There is a moment in parenthood when you surpass the foreignness of your post-kid existence and start to think: I’ve got this. You know, when you can fold the stroller without cursing; breastfeed in any number of public places; and survive outside your home for at least an hour armed with only a swaddle blanket, keys and $20.
These moments can fool you into complacency. It is often precisely when you think you’ve got this baby thing dialed that things get weird. The universe will not hesitate to send an exploding diaper your way just to remind you that parenthood is the most humbling (and profoundly messy) of human experiences.
But still, it feels good to be a gangsta. In addition to nursing while hiking Mt.

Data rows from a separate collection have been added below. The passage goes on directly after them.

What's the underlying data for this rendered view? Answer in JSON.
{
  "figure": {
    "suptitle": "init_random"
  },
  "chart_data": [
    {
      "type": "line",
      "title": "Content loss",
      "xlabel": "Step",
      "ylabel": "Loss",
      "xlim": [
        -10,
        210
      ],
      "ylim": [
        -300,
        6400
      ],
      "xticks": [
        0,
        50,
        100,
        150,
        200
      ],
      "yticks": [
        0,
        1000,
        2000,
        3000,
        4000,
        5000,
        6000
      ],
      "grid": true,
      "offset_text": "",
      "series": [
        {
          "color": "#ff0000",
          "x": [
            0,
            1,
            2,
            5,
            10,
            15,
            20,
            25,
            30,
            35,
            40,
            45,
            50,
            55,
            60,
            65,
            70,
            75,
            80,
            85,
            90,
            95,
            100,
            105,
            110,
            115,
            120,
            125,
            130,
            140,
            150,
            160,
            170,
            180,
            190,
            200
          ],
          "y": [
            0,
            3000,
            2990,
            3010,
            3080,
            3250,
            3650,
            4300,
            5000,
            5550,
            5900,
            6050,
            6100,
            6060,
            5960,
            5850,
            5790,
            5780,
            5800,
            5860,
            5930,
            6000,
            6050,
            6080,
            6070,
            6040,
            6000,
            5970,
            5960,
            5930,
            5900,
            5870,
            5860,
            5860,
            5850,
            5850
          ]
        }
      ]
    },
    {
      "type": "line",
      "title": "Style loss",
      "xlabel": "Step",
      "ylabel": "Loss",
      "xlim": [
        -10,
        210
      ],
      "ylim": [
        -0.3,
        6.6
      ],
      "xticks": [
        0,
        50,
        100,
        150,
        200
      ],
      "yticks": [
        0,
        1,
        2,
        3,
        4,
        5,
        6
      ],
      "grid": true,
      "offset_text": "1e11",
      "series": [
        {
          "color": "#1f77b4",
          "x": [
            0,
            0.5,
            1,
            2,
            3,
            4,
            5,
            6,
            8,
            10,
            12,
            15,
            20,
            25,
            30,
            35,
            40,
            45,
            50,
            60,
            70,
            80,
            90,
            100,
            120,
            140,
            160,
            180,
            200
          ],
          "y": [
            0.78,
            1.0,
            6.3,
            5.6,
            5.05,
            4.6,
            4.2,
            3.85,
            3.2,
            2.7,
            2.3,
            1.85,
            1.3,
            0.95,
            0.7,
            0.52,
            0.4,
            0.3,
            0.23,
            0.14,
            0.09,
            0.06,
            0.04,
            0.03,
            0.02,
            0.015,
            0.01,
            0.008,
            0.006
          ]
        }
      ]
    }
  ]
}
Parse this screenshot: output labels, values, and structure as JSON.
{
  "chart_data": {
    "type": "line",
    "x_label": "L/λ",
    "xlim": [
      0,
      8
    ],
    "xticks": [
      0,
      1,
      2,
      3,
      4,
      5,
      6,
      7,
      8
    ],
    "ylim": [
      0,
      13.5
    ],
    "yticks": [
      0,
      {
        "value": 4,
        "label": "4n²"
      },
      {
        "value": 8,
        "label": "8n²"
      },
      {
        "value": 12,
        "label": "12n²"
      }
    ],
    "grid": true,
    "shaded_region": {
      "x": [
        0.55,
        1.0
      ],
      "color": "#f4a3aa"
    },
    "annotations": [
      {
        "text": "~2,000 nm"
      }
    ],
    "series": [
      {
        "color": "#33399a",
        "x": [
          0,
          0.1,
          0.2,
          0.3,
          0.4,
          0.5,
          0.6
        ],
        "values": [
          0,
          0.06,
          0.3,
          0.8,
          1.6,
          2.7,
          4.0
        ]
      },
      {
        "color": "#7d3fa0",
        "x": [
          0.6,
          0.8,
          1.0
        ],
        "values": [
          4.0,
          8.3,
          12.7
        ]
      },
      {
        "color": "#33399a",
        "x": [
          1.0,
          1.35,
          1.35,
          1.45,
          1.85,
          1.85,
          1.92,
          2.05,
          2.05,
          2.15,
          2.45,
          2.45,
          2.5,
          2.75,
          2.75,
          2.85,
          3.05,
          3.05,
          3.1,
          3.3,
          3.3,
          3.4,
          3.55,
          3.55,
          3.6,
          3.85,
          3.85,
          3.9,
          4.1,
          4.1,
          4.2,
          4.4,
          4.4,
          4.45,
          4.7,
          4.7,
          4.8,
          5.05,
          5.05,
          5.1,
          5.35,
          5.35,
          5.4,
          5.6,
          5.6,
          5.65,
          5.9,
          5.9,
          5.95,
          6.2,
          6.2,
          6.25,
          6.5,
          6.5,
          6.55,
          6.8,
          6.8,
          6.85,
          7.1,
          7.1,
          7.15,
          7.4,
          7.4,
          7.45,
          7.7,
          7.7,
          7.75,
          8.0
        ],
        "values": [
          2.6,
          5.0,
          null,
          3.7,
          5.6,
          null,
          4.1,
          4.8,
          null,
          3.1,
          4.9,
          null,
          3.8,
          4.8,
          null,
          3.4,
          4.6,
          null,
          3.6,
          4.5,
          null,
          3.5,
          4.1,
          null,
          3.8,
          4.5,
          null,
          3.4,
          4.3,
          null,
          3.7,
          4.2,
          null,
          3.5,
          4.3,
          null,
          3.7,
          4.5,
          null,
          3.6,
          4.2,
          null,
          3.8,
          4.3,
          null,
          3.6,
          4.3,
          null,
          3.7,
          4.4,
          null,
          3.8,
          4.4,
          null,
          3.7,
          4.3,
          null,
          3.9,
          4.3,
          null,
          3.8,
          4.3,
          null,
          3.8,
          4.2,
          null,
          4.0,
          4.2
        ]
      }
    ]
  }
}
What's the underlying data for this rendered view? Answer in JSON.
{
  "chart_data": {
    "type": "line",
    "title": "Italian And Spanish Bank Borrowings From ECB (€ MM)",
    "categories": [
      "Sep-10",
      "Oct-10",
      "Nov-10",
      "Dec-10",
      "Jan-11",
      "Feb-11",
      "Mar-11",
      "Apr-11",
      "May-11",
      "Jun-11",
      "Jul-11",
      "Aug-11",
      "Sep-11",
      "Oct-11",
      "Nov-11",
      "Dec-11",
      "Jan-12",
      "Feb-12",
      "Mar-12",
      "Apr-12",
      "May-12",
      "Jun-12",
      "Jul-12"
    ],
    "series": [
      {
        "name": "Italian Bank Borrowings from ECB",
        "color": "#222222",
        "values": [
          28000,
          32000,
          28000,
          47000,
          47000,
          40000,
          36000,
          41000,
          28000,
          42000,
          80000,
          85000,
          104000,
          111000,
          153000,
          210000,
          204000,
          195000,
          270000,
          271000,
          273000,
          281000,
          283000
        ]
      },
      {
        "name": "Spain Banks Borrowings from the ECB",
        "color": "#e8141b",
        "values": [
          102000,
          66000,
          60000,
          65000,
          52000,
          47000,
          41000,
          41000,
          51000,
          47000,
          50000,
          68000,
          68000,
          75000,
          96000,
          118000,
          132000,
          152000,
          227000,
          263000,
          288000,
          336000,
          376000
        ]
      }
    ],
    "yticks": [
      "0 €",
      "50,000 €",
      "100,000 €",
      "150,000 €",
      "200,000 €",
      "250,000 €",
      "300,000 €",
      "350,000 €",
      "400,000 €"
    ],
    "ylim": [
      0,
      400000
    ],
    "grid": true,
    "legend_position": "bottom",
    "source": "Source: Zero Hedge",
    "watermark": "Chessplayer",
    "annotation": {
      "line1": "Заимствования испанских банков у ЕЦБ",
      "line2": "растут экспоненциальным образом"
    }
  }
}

Tam and staging our entire San Francisco apartment while my kids had hand, foot & mouth disease (and my husband was gone all week on business), these are my finest moments:
Mastering the tandem kid hold. (I pity the fool who pisses off the natives when everyone demands “Uppy!” at the same time.)
Mise en place avec Ergo Baby.
Two kids, one swing.
Snapping the elusive two-kid selfie.
Walking a mile-and-a-half roundtrip for preschool drop-off (and a coffee break) without waking the newborn. (Three weeks postpartum.)
In case you were wondering, my husband is also a ninja. Moscow mule? Check. Sleeping infant? Check.
Taking a newborn and a two year-old to a super hipster-y brunch joint. With an hour-long wait list. (We so crazy.)